Sentinel: How long have you been with Hofstra University? 

Lawrence Levy: Year and a half.

Sentinel: What is the National Center for Suburban Studies, for which you serve as executive director? 

Lawrence Levy: It's essentially a think tank that conducts research, holds conferences on a variety of issues but from a suburban perspective. We use Long Island, one of the first post-WWII suburbs, as a laboratory to study issues and institutions in a way that offers lessons for people in communities beyond Nassau and Suffolk. We spend a lot of time focusing on forging collaborations with other major institutions.

Sentinel: What is the center’s mission and goals? 

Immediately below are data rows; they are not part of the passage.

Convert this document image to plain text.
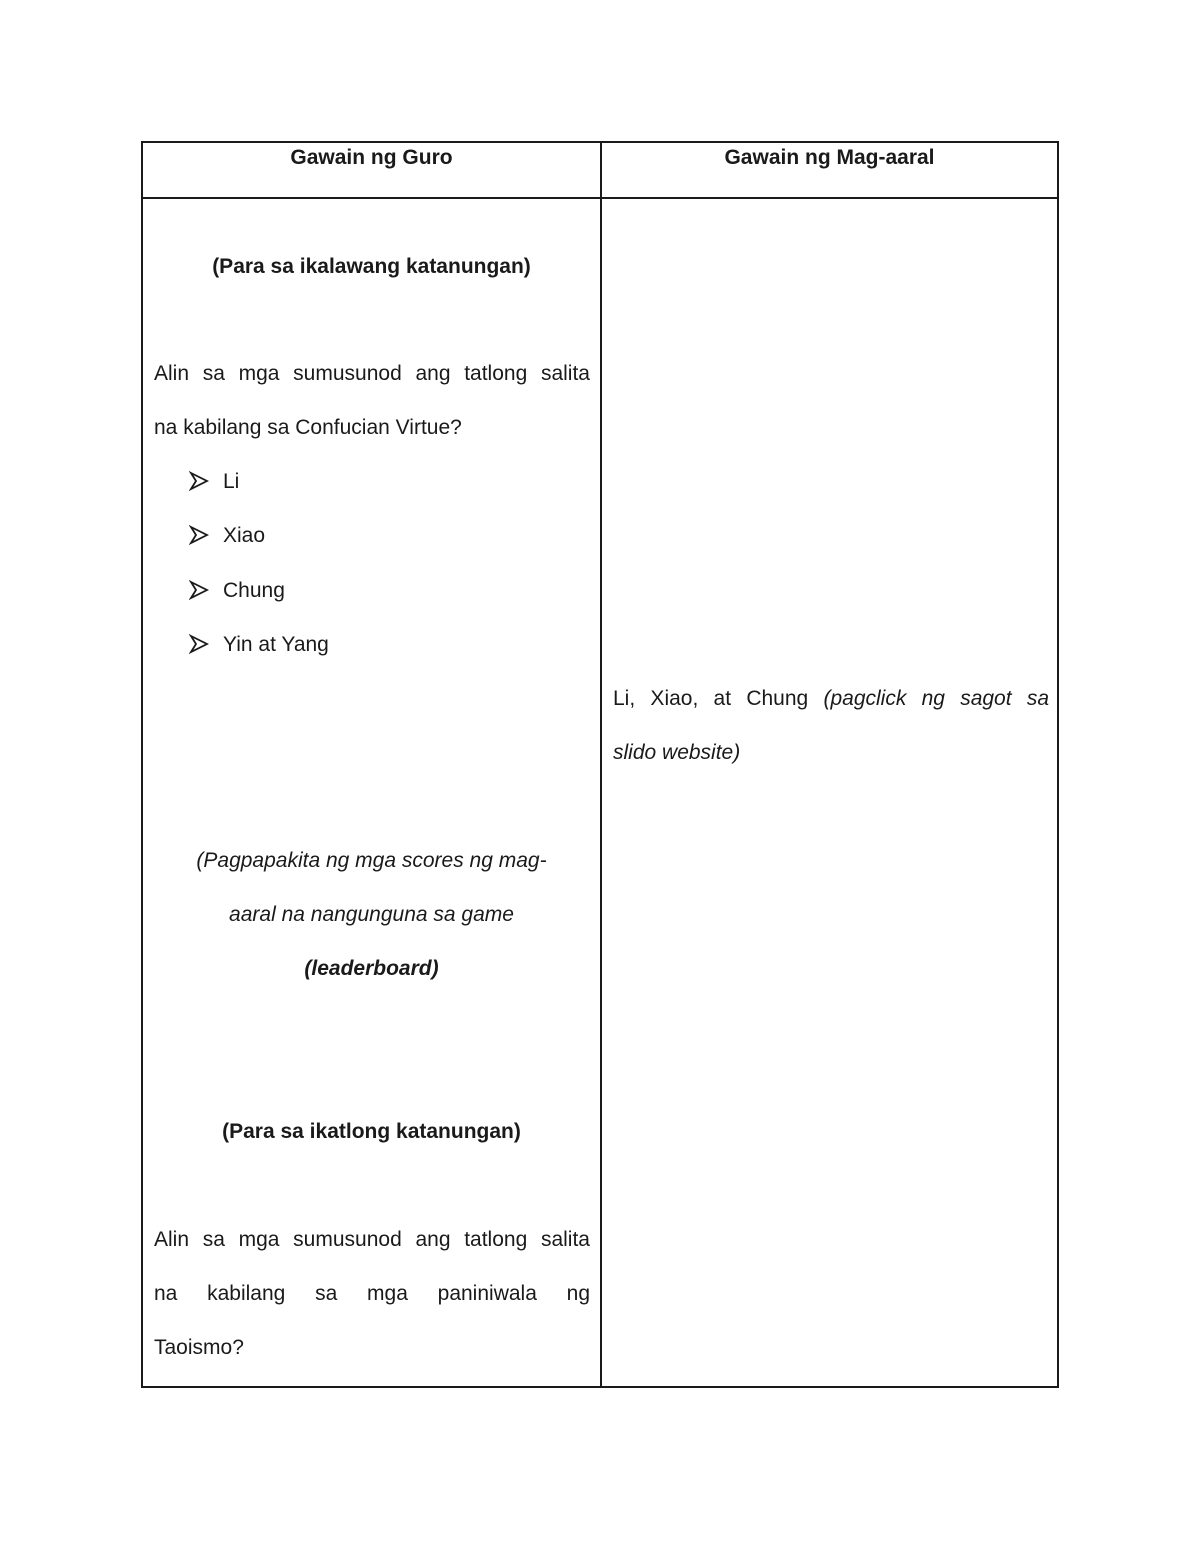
Gawain ng Guro	Gawain ng Mag-aaral
(Para sa ikalawang katanungan)
Alin sa mga sumusunod ang tatlong salita
na kabilang sa Confucian Virtue?
Li
Xiao
Chung
Yin at Yang
(Pagpapakita ng mga scores ng mag-
aaral na nangunguna sa game
(leaderboard)
(Para sa ikatlong katanungan)
Alin sa mga sumusunod ang tatlong salita
na kabilang sa mga paniniwala ng
Taoismo?
Li, Xiao, at Chung (pagclick ng sagot sa
slido website)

Lawrence Levy: If I were flip, I'd say that our mission is to get Hofstra's name in the paper and on TV but only for doing quality stuff. There's some truth to that — I spend a lot of time on TV or being quoted in newspapers on politics and suburban issues — but we really want to advance the understanding of the suburbs. These are the most demographically dynamic places in the country, changing fast in many ways. They are not your mother and father's suburbs any more, changing so fast that they may not even be your children's suburbs. All this change, new arrivals and new development in many places, has created great ferment and many problems that are ripe for study. We would like to inform the public policy debate but in a non-partisan, non-ideological way.

Sentinel: What projects/events/conferences has the center been involved with under your directorship? Give us some details. 

Lawrence Levy: There have been a number of good ones. Check out our website at www.hofstra.edu/ncss. We recently completed a study of New Cassel's revitalization. We worked with Brookings on a series of proposals and conferences on reviving metro areas. There's the National Suburban Poll with Princeton Research, a national conference on the future of housing in the wake of the foreclosure crisis, a major collaboration with Boston College on suburban ecology, a newly christened study on arts in suburbia for the Long Island Arts Alliance. We're trying to come up with projects on economics. And our team, led by the international firm Arup, won the bid on the Long Island Sustainability study — what the region needs to do now to survive in the more distant future. I'm very excited about this project, a real chance to make a difference.

Sentinel: I understand you have an upcoming conference – what is that all about? 

Lawrence Levy: I’ll again refer you to our website for some detail, but it's a three day national conference on diversity in suburbia — that’s diversity in race, ethnicity, life style, even politics. We will look at the impact of the changing face of suburbia on everything from housing and health care to arts and social services. So far, though the conference isn't until October, we have received papers from major academic figures, including the father of suburbanology, Herbert Gans, the author of the Levittowners. I'm now trying to raise funds to have a related awards and cultural gala to bring the broader community together with scholars. Hopefully (hint hint), one of your corporate readers would like to contribute!

Sentinel: How does the center work with students? 

Lawrence Levy: We don’t have much contact with students... yet. The president would like to see academic courses or one day perhaps a degree in suburban studies but that's a ways off. I teach a course in the journalism school... on editorial writing. I really enjoy the students. They're bright and talented and challenging for an old dog trying to learn new tricks and teach old ones!

Sentinel: Any other bits of wisdom you want to leave us with? 

Lawrence Levy: Buy low, sell high. And soak the rich! I said that for you, my conservative friend. But seriously, Long Island may have a lot of problems, but it also has a lot of potential. If Long Islanders will look beyond their narrow self interest and be willing to sacrifice perhaps a little home rule at times for the broader good, we can make a lot of progress in keeping our younger and older residents, and educating a work force that employers need. In short, guys like you and me have to be willing to step outside of our ideological comfort zones to put our collective brainpower together.